Oltre alla pillola anticoncezionale, c’è la terapia ormonale sostitutiva per le donne in menopausa.

«Non ne parlo nel mio libro, ma è ovvio che gli ormoni sintetici hanno aperto le porte alla capacità della scienza di trasformare e intervenire sul corpo in modo profondo in vari momenti e in vari contesti: c’è la menopausa, ci sono le terapie ormonali per le persone transgender… Il mio intento non è demonizzare queste tecnologie né celebrarle, ma investigare quale sia la loro storia e cercare di capire in che modo ci permettono di comprendere il rapporto tra il nostro corpo e la scienza. La mia impressione è che sia sproporzionato, e che spesso il corpo delle donne sia oggettificato, infinitamente manipolato e modificato. Credo sia importante la conoscenza di queste tecnologie per avere piena consapevolezza delle trasformazioni che hanno portato. Tornando alla menopausa, non l’ho ancora affrontata perché sono partita dalla mia esperienza diretta con la pillola, però è un tema che viene fuori spesso quando parlo della ricerca che ho fatto».

In che termini?

«Il nostro corpo viene spesso considerato e gestito in termini di riproduzione e non di benessere. Quando una donna smette di essere fertile c’è una minore attenzione da parte della scienza e della tecnologia nei confronti delle sue esigenze».

La scienza ha studiato in modo diverso il corpo delle donne e quello degli uomini

Il corpo dell’uomo non è mai stato oggettificato?
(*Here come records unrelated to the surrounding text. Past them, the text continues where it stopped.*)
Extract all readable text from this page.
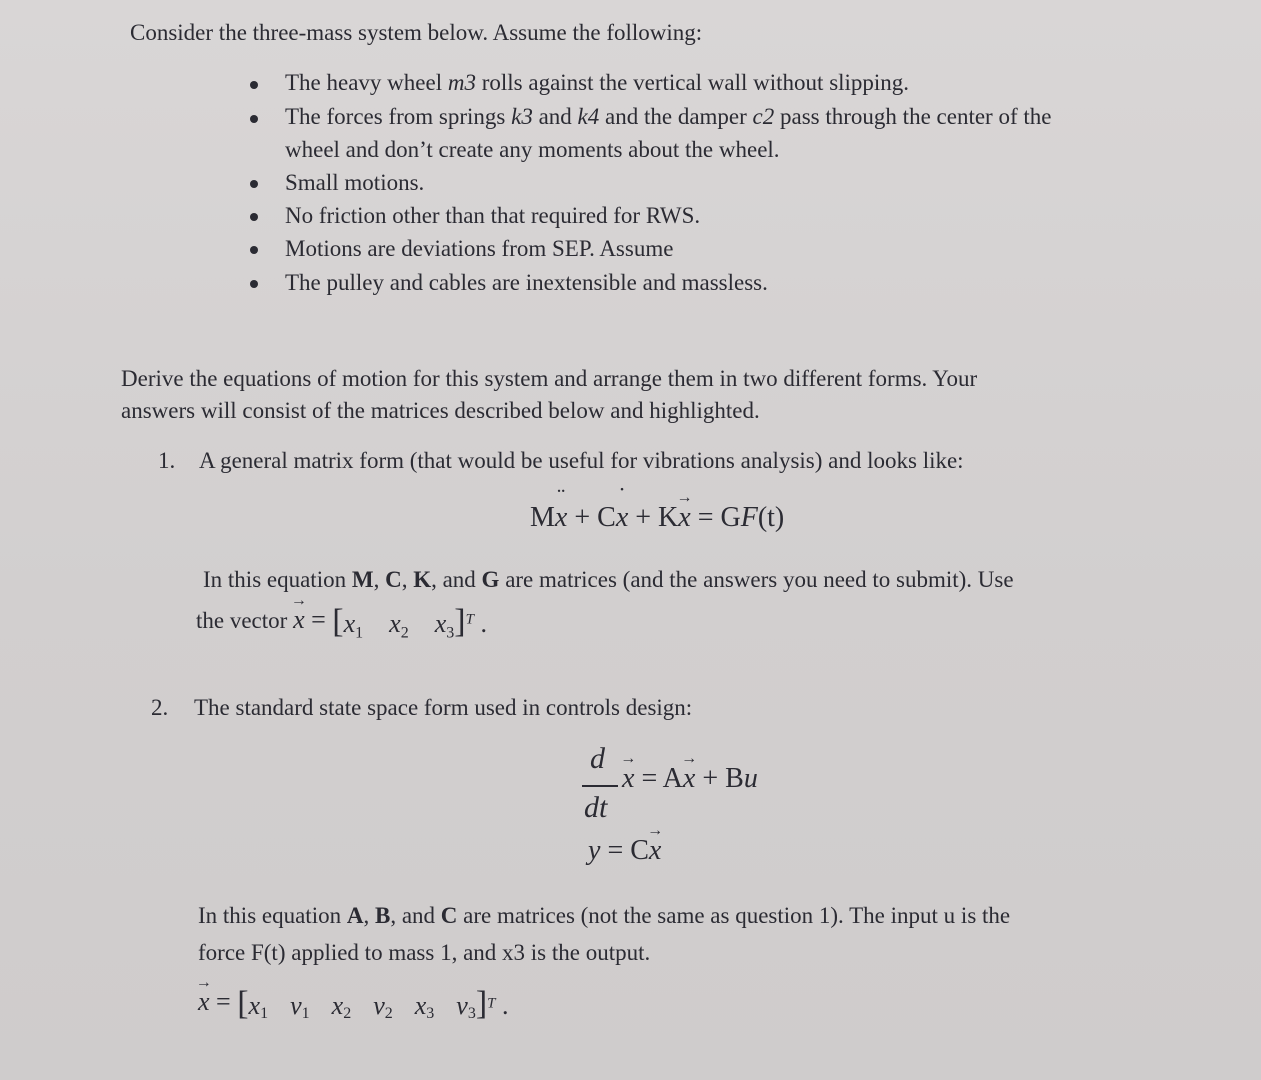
Consider the three-mass system below. Assume the following:
The heavy wheel m3 rolls against the vertical wall without slipping.
The forces from springs k3 and k4 and the damper c2 pass through the center of the
wheel and don’t create any moments about the wheel.
Small motions.
No friction other than that required for RWS.
Motions are deviations from SEP. Assume
The pulley and cables are inextensible and massless.
Derive the equations of motion for this system and arrange them in two different forms. Your
answers will consist of the matrices described below and highlighted.
1. A general matrix form (that would be useful for vibrations analysis) and looks like:
M¨ x + C˙ x + K→ x = GF(t)
In this equation M, C, K, and G are matrices (and the answers you need to submit). Use
the vector → $x = [x_1$ $x_2$ $x_3]^T$ .
2. The standard state space form used in controls design:
d
dt
→ x = A→ x + Bu
y = C→ x
In this equation A, B, and C are matrices (not the same as question 1). The input u is the
force F(t) applied to mass 1, and x3 is the output.
→ $x = [x_1$ $v_1$ $x_2$ $v_2$ $x_3$ $v_3]^T$ .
«Sicuramente c’è una diversità nel modo in cui la scienza si rapporta ai corpi delle donne e degli uomini: dipende dal fatto che il sapere scientifico è stato dominato dallo sguardo maschile nel corso di tutta la sua storia. Nella mia ricerca parto dall’800, perché quello è il momento in cui la differenza sessuale comincia a diventare oggetto di studio scientifico. Assistiamo alla nascita delle cure per l’isteria, che oggi sappiamo essere una malattia inventata, il pretesto per sorvegliare le donne: ogni comportamento non accettabile dal punto di vista sociale veniva automaticamente tacciato di isteria. Il mio libro parla del corpo delle donne ma può essere un punto di partenza per una riflessione più ampia, perché tanti altri corpi sono stati oggetto di questo tipo di trattamento: la scienza è stata strumentalizzata per portare avanti principi razzisti, eugenetici. Non solo quelli delle donne, nella storia sono tanti i corpi oppressi».

Le cose stanno cambiando?

«Oggi ci sono una maggiore sensibilità e una maggiore partecipazione delle donne alla scienza a vari livelli, il che segnala la possibilità di un cambiamento positivo. E la scienza stessa sta cominciando a superare alcuni schemi, come la differenza sessuale. Vorrei che le tecnologie, soprattutto quelle digitali diffuse nella nostra quotidianità, potessero diventare più accessibili a tutti e a tutte: sapere come funzionano ci permette di essere non solo oggetti passivi, ma anche soggetti».